McLoughlin v. Achilles
This text of 236 A.D.2d 524 (McLoughlin v. Achilles) is published on Counsel Stack Legal Research, covering Appellate Division of the Supreme Court of the State of New York primary law. Counsel Stack provides free access to over 12 million legal documents including statutes, case law, regulations, and constitutions.
Opinion
—In two actions to recover damages for personal injuries, etc., the defendant Eileen Achilles appeals, as limited by her brief, from so much of an order of the Supreme Court, Richmond County (Leone, J.), entered September 21, 1995, as, after a joint trial on the issue of liability only, granted the plaintiffs’ respective motions to set aside the jury verdict in her favor and granted a new trial against her.
[525]*525Ordered that the order is reversed insofar as appealed from, on the law, with costs, the verdict in favor of the defendant Eileen Achilles in Action Nos. 1 and 2 is reinstated, the action against the remaining defendants is severed, and the matters are remitted to the Supreme Court, Richmond County, for the entry of judgment thereon.

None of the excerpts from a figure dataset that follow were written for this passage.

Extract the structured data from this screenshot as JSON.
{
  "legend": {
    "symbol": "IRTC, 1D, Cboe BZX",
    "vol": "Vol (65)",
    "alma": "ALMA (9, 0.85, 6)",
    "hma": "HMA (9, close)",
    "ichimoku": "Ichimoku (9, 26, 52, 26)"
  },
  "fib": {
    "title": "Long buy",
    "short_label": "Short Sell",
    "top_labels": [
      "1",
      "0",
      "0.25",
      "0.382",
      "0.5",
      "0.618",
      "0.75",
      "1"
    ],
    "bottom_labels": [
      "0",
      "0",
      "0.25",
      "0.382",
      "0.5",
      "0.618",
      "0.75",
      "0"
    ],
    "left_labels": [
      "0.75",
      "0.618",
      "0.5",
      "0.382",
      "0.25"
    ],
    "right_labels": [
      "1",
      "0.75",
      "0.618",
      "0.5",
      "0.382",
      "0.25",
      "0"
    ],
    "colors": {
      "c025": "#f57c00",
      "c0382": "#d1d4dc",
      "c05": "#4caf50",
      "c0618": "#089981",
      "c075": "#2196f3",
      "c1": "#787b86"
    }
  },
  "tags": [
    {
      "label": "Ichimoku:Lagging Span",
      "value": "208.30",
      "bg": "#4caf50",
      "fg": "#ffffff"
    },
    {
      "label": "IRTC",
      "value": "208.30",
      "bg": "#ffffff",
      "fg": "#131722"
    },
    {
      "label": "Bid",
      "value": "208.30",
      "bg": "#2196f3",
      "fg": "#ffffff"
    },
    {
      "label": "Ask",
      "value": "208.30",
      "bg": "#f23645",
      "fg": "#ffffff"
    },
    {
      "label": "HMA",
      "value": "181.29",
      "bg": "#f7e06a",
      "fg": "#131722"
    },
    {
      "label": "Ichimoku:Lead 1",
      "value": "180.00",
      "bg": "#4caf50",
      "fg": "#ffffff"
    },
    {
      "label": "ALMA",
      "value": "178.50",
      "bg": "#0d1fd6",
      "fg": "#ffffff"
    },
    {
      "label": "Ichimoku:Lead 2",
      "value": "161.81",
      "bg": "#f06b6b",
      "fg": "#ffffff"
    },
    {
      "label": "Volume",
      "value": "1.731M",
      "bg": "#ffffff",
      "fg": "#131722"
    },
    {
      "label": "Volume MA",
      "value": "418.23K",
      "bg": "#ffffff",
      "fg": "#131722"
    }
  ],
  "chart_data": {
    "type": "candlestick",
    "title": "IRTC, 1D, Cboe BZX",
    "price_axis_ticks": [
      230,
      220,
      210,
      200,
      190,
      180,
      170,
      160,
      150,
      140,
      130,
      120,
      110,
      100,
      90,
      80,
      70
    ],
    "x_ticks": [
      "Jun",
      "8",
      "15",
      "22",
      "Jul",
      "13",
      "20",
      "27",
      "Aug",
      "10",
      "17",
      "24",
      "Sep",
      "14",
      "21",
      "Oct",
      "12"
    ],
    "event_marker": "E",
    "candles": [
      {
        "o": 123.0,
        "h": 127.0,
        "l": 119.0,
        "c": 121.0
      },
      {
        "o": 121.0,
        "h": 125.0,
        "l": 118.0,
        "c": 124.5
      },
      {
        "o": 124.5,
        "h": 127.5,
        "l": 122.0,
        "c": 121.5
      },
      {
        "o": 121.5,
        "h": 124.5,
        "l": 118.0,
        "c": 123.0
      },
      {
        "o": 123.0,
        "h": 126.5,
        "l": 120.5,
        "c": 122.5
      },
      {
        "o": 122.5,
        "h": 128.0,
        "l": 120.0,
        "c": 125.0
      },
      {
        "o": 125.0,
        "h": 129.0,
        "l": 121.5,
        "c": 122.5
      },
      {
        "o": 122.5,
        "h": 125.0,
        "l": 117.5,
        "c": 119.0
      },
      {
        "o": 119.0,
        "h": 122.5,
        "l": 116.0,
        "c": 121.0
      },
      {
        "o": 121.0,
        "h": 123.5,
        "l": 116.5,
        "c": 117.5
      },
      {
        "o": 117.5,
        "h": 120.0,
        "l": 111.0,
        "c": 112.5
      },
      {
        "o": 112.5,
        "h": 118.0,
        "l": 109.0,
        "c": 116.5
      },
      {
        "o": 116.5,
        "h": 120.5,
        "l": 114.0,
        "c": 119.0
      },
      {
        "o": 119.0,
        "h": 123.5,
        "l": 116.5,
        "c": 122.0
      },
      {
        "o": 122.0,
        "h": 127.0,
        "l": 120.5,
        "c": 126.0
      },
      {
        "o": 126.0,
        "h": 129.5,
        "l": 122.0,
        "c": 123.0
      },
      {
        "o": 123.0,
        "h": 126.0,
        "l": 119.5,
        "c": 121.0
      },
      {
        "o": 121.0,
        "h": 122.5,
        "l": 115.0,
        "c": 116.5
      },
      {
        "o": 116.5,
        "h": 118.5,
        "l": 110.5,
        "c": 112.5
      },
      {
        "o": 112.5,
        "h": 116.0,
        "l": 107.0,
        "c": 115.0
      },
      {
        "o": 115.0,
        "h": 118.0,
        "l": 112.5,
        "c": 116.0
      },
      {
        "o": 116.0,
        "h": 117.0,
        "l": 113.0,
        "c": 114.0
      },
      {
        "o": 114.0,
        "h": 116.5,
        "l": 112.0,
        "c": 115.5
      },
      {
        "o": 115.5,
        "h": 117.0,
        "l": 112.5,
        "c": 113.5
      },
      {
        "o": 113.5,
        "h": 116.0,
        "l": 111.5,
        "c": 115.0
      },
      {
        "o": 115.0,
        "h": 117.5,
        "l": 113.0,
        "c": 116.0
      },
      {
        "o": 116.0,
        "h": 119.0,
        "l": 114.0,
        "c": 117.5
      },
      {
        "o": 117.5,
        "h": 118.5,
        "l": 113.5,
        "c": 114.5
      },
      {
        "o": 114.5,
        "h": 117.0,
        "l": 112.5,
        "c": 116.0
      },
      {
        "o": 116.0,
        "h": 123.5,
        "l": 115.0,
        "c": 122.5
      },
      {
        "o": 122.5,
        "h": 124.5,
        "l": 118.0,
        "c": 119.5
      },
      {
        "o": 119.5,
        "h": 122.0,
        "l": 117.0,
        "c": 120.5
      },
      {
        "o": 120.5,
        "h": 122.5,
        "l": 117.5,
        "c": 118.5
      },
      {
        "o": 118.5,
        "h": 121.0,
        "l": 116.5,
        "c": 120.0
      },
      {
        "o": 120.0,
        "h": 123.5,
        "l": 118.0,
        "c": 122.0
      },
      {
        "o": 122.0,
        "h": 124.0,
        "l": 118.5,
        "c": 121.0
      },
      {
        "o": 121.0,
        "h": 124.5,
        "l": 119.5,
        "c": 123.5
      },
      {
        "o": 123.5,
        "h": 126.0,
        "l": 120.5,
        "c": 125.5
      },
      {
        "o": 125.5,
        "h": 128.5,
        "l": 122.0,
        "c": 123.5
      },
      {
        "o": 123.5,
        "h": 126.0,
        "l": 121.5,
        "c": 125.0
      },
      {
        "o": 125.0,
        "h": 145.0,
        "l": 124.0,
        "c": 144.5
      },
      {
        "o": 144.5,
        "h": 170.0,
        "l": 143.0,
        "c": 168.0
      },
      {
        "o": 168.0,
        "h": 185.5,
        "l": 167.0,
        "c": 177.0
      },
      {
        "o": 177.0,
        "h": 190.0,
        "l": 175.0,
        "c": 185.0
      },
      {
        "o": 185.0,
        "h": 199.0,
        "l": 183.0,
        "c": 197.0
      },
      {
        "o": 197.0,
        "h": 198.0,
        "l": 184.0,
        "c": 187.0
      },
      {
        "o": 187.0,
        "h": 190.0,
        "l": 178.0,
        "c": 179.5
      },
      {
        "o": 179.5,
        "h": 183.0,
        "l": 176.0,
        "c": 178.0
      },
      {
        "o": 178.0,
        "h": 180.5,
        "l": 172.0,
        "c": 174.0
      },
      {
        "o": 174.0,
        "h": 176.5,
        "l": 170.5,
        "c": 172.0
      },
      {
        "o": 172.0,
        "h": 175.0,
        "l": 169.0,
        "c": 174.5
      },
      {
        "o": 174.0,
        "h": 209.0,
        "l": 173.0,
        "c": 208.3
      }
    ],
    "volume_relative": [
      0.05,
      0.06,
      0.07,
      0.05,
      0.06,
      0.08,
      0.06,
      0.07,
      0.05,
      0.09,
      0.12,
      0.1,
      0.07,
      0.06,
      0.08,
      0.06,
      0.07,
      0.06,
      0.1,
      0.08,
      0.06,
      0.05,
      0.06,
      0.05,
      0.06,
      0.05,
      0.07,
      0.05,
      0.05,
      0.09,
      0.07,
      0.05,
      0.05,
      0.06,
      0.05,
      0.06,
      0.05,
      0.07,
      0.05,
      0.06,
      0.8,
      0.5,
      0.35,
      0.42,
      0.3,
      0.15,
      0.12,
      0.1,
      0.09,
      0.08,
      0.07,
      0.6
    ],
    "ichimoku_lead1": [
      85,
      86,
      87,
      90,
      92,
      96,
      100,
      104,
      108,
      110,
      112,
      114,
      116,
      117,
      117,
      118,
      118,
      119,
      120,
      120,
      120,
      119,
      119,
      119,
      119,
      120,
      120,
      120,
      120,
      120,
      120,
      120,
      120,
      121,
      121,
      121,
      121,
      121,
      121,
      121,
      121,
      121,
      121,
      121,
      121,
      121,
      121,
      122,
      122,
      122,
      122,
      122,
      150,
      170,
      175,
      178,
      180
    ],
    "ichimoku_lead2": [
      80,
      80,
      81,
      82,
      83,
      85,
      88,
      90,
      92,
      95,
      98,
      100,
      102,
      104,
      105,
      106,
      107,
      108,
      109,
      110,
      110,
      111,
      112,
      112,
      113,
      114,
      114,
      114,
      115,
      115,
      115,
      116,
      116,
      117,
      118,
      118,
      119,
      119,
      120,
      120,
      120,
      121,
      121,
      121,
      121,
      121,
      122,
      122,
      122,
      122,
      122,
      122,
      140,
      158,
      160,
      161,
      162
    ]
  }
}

The actions arose from a four-car chain reaction collision in which the defendant Eileen Achilles stopped her car short, allegedly to avoid hitting an unidentified car that had cut her off. The plaintiff in Action No. 1, Deborah Raisley McLoughlin, who was driving behind Achilles, also stopped short. The plaintiff in Action No. 2, Herbert Smith, who was driving behind McLoughlin, claimed that he stopped without hitting McLoughlin but was pushed into McLoughlin’s car by the car behind him which was driven by Joseph Cañero, a defendant in both actions. The jury found Achilles and Cañero not liable in both actions. The plaintiffs in each action moved to set aside the jury verdict, and the court granted the motion and directed that a new trial be held. Only Achilles appeals.

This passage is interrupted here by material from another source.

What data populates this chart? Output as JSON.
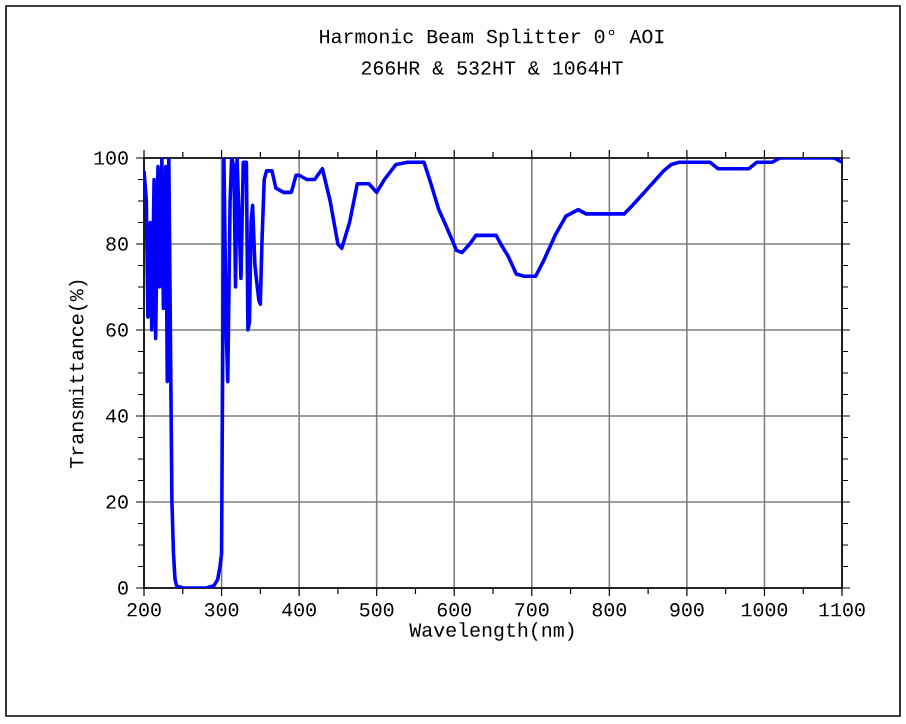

A jury verdict will not be set aside unless it could not have been reached on any fair interpretation of evidence, or, where the record indicates substantial confusion among the jurors, because of errors in the charge and verdict sheet (see, CPLR 4111 [c]; Policastro v Savarese, 171 AD2d 849, 852; Nicastro v Park, 113 AD2d 129; Cortes v Edoo, 228 AB2d 463; see also, Figueroa v City of New York, 84 AD2d 572). Under the facts of this case, the jury could reasonably have found that actions of Achilles were not a proximate cause of the injuries to the two plaintiffs behind her.

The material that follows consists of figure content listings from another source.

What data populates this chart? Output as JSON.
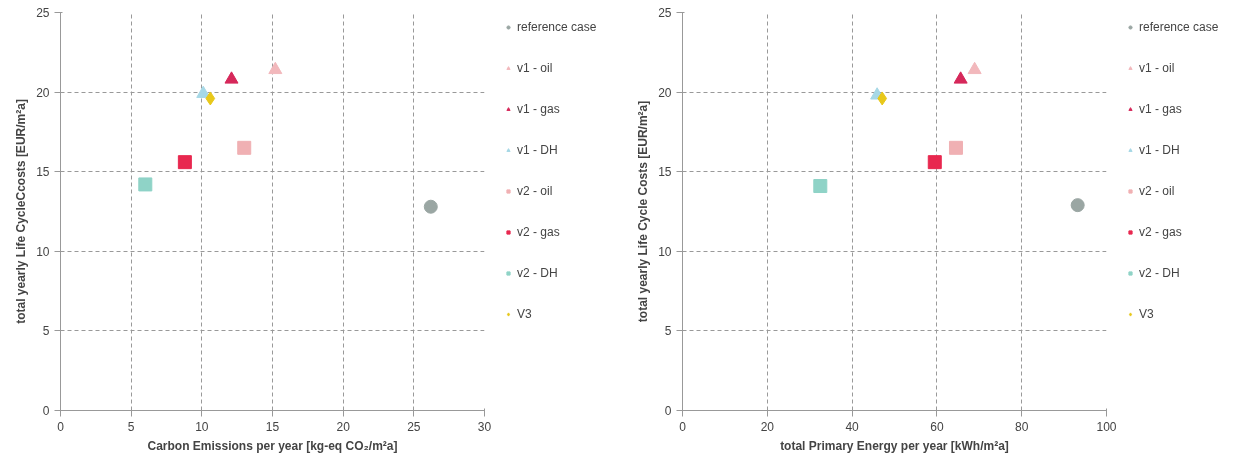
{
  "chart_data": [
    {
      "type": "scatter",
      "xlabel": "Carbon Emissions per year [kg-eq CO₂/m²a]",
      "ylabel": "total yearly Life CycleCcosts [EUR/m²a]",
      "xlim": [
        0,
        30
      ],
      "ylim": [
        0,
        25
      ],
      "xticks": [
        0,
        5,
        10,
        15,
        20,
        25,
        30
      ],
      "yticks": [
        0,
        5,
        10,
        15,
        20,
        25
      ],
      "grid": true,
      "legend": "right",
      "series": [
        {
          "name": "reference case",
          "color": "#9aa6a3",
          "marker": "circle",
          "x": [
            26.2
          ],
          "values": [
            12.8
          ]
        },
        {
          "name": "v1 - oil",
          "color": "#f2b8bc",
          "marker": "triangle",
          "x": [
            15.2
          ],
          "values": [
            21.4
          ]
        },
        {
          "name": "v1 - gas",
          "color": "#d6285a",
          "marker": "triangle",
          "x": [
            12.1
          ],
          "values": [
            20.8
          ]
        },
        {
          "name": "v1 - DH",
          "color": "#a6d8e6",
          "marker": "triangle",
          "x": [
            10.1
          ],
          "values": [
            19.9
          ]
        },
        {
          "name": "v2 - oil",
          "color": "#f0b0b3",
          "marker": "square",
          "x": [
            13.0
          ],
          "values": [
            16.5
          ]
        },
        {
          "name": "v2 - gas",
          "color": "#e8284f",
          "marker": "square",
          "x": [
            8.8
          ],
          "values": [
            15.6
          ]
        },
        {
          "name": "v2 - DH",
          "color": "#8fd3c7",
          "marker": "square",
          "x": [
            6.0
          ],
          "values": [
            14.2
          ]
        },
        {
          "name": "V3",
          "color": "#e8c81a",
          "marker": "diamond",
          "x": [
            10.6
          ],
          "values": [
            19.6
          ]
        }
      ]
    },
    {
      "type": "scatter",
      "xlabel": "total Primary Energy per year [kWh/m²a]",
      "ylabel": "total yearly Life Cycle Costs [EUR/m²a]",
      "xlim": [
        0,
        100
      ],
      "ylim": [
        0,
        25
      ],
      "xticks": [
        0,
        20,
        40,
        60,
        80,
        100
      ],
      "yticks": [
        0,
        5,
        10,
        15,
        20,
        25
      ],
      "grid": true,
      "legend": "right",
      "series": [
        {
          "name": "reference case",
          "color": "#9aa6a3",
          "marker": "circle",
          "x": [
            93.2
          ],
          "values": [
            12.9
          ]
        },
        {
          "name": "v1 - oil",
          "color": "#f2b8bc",
          "marker": "triangle",
          "x": [
            68.9
          ],
          "values": [
            21.4
          ]
        },
        {
          "name": "v1 - gas",
          "color": "#d6285a",
          "marker": "triangle",
          "x": [
            65.6
          ],
          "values": [
            20.8
          ]
        },
        {
          "name": "v1 - DH",
          "color": "#a6d8e6",
          "marker": "triangle",
          "x": [
            45.9
          ],
          "values": [
            19.8
          ]
        },
        {
          "name": "v2 - oil",
          "color": "#f0b0b3",
          "marker": "square",
          "x": [
            64.5
          ],
          "values": [
            16.5
          ]
        },
        {
          "name": "v2 - gas",
          "color": "#e8284f",
          "marker": "square",
          "x": [
            59.5
          ],
          "values": [
            15.6
          ]
        },
        {
          "name": "v2 - DH",
          "color": "#8fd3c7",
          "marker": "square",
          "x": [
            32.5
          ],
          "values": [
            14.1
          ]
        },
        {
          "name": "V3",
          "color": "#e8c81a",
          "marker": "diamond",
          "x": [
            47.1
          ],
          "values": [
            19.6
          ]
        }
      ]
    }
  ]
}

Moreover, the plaintiffs’ claim that the jury was confused by the charge and by the apportionment of fault section in the single verdict sheet is without merit. The court’s instruction and the verdict sheet required only that the jury assign a percentage of fault as to each defendant if both defendants were found to be liable. By finding no liability as to Achilles, no apportionment was necessary. The two requests made by the jurors during their deliberations did not hint at jury confusion, but indicated a careful weighing of the evidence. We note that the use of the jurors’ post-discharge affidavits by the McLoughlins to attack the verdict is improper (see, Russo v Jess R. Rifkin, D.D.S., P. C, 113 AD2d 570). Miller, J. P., Sullivan, Pizzuto and Goldstein, JJ., concur.